The Commodity Futures Trading Commission charged INTL FCStone Markets, LLC with failure to adequately supervise the swaps trading activities of Gregory Evans, one of its former swap traders, and other members of its Kansas City energy group. Mr. Evans is alleged to have entered into 30 unauthorized bilateral swaps transactions with one customer from January through July 2013. The CFTC specifically claimed that FC Stone failed to (1) provide adequate oversight of Mr. Evans and the other members of the energy group; (2) maintain adequate policies and procedures to ensure that discretionary trading for customers was appropriate and adequately controlled; and (3) implement existing policies and procedures that required an individual with supervisory duties to work on the energy’s group swaps sales desk. The CFTC settled its action against FCStone with the firm’s agreement to pay a fine of US$ 200,000. Two months ago, the CFTC settled charges previously filed against Mr. Evans for his alleged unauthorized swap transactions. The alleged unauthorized trades were claimed to have caused approximately US $1.2 million in trading losses for the aggrieved customer that were later reimbursed by FCStone.
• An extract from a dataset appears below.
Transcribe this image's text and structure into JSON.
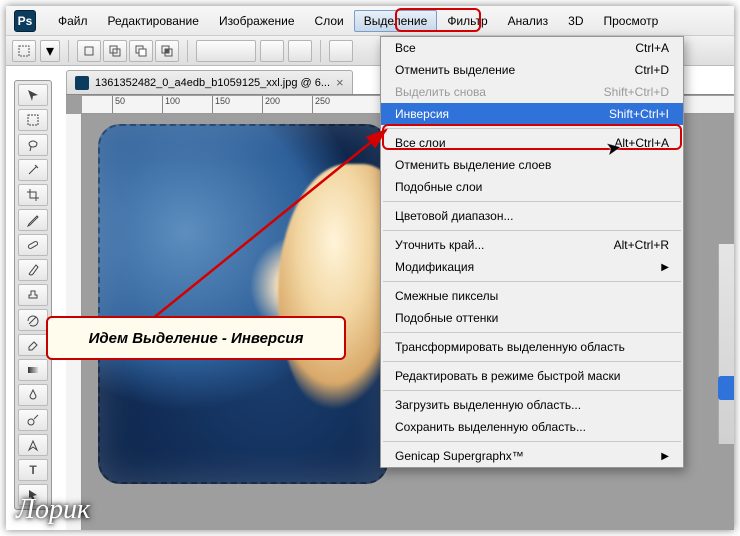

The CFTC acknowledged FCStone’s cooperation in its review; its reimbursement of the customer; and its implementation of unspecified recommendations made the by Commission’s Division of Swaps and Intermediary Oversight. This was the first case that the CFTC has brought under its new express failure to supervise authority applicable to swap dealers and major swap participants. (Click here for further background on Mr. Evans alleged infractions in the article “FCM Broker Fined US $1.2 Million by CFTC for Unauthorized Swaps Trading for Customer” in the June 21, 2015 edition of Bridging the Week.)

Legal Weeds: In a complaint of first impression, FCStone was charged by the Commission with a violation of its new Rule 23.602(a), which requires all swap dealers and major swap participants to “establish and maintain a system to supervise, and shall diligently supervise, all activities relating to its business performed by its partners, members, officers, employees, and agents” (emphasis added). (Click here to access the full text of CFTC Rule 23.602(a).) This provision sets forth different standards than the CFTC’s traditional supervisory requirements for registrants under its Rule 166.3. That provision does not expressly require registrants to establish a supervisory system. It solely states that “[e]ach Commission registrant, except an associated person who has no supervisory duties, must diligently supervise the handling by its partners, officers, employees and agents … of all commodity interest accounts carried, operated, advised or introduced by the registrant, and all other activities of its partners, officers, employees and agents … relating to its business as a Commission registrant.” (Click here to access the full text of CFTC Rule 166.3.) However, in its FCStone Order, the Commission noted that Rule 166.3 “has been interpreted as requiring that, in order to establish a failure to supervise, the Commission establish that a registrant’s supervisory system was generally inadequate or that the registrant failed to perform its supervisory duties diligently” (emphasis added). Although it seems reasonable that a registrant should have robust policies and procedures to help ensure it can adequately oversee its business, this is different than saying the rule requires a supervisory system when, by its plain language, it does not. This incongruity seems clearer now that Rule 23.602(a), in fact, imposes such an express requirement.